Au terme de leurs conclusions, ils demandent à la Cour de :
– réformer le jugement sur les points de leur appel,
– prononcer la nullité du contrat qu’ils ont conclu avec la SAS Energygo pour irrégularités du bon de commande ou subsidiairement pour dol,
– en conséquence, prononcer la nullité du contrat de crédit à la consommation conclu avec la société Sofemo,
– condamner la SA Cofidis à leur payer la somme de 25 732,49 Euros correspondant au montant remboursé, sans compensation avec la restitution du capital prêté, le solde devant être actualisé au jour du jugement avec intérêts au taux légal à compter du remboursement, soit le 19 septembre 2016,
– condamner la SAS Energygo à procéder, à ses frais, à la dépose et la reprise du matériel, et dire qu’à défaut, ils pourront en disposer à leur guise,
– condamner la SAS Energygo à leur payer la somme de 24 900 Euros représentant le montant reçu de la part de la banque au titre du prix de vente et d’installation du matériel,
– condamner solidairement la SAS Energygo et la SA Cofidis à leur payer la somme de 3 000 Euros en application de l’article 700 du code de procédure civile et à supporter les dépens de l’instance.
*
* *
Par dernières conclusions notifiées le 2 mai 2024, auxquelles il est renvoyé pour le détail de l’argumentation, la SAS Energygo présente l’argumentation suivante :
– Contexte du litige :
* elle est une professionnelle reconnue et ne peut être assimilée à certaines sociétés qui ont mauvaise réputation.

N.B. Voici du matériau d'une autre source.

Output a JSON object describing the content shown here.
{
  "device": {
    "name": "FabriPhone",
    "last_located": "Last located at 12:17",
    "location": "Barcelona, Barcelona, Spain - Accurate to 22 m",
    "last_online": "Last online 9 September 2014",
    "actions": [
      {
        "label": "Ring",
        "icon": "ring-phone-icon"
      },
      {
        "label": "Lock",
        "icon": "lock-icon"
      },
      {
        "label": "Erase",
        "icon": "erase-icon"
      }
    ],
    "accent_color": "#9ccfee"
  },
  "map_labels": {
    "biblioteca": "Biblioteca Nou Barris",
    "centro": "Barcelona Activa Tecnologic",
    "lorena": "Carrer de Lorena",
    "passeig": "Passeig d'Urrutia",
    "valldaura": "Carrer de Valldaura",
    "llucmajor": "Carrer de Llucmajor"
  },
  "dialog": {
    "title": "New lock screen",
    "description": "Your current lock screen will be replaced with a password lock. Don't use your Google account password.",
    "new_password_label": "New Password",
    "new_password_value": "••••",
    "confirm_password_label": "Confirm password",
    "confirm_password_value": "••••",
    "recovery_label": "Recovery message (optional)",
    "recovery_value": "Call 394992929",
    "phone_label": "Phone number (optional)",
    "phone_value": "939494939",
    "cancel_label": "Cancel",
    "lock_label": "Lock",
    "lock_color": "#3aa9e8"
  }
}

* des associations démarchent désormais des consommateurs en initiant un contentieux de masse dont le seul but est d’obtenir l’annulation du contrat de crédit, tout en continuant à jouir de l’installation sans en payer le prix.
* ces associations ont toujours recours aux mêmes intervenants.
– Les demandes présentées par M. [E] et Mme [P] sont irrecevables comme prescrites :
* la prescription applicable est celle de l’article 2224 du code civil.
* les prétendues irrégularités du bon de commande ainsi que les manoeuvres dont ils se prévalent sont contemporaines à la signature du bon de commande, date à laquelle la prescription a commencé à courir.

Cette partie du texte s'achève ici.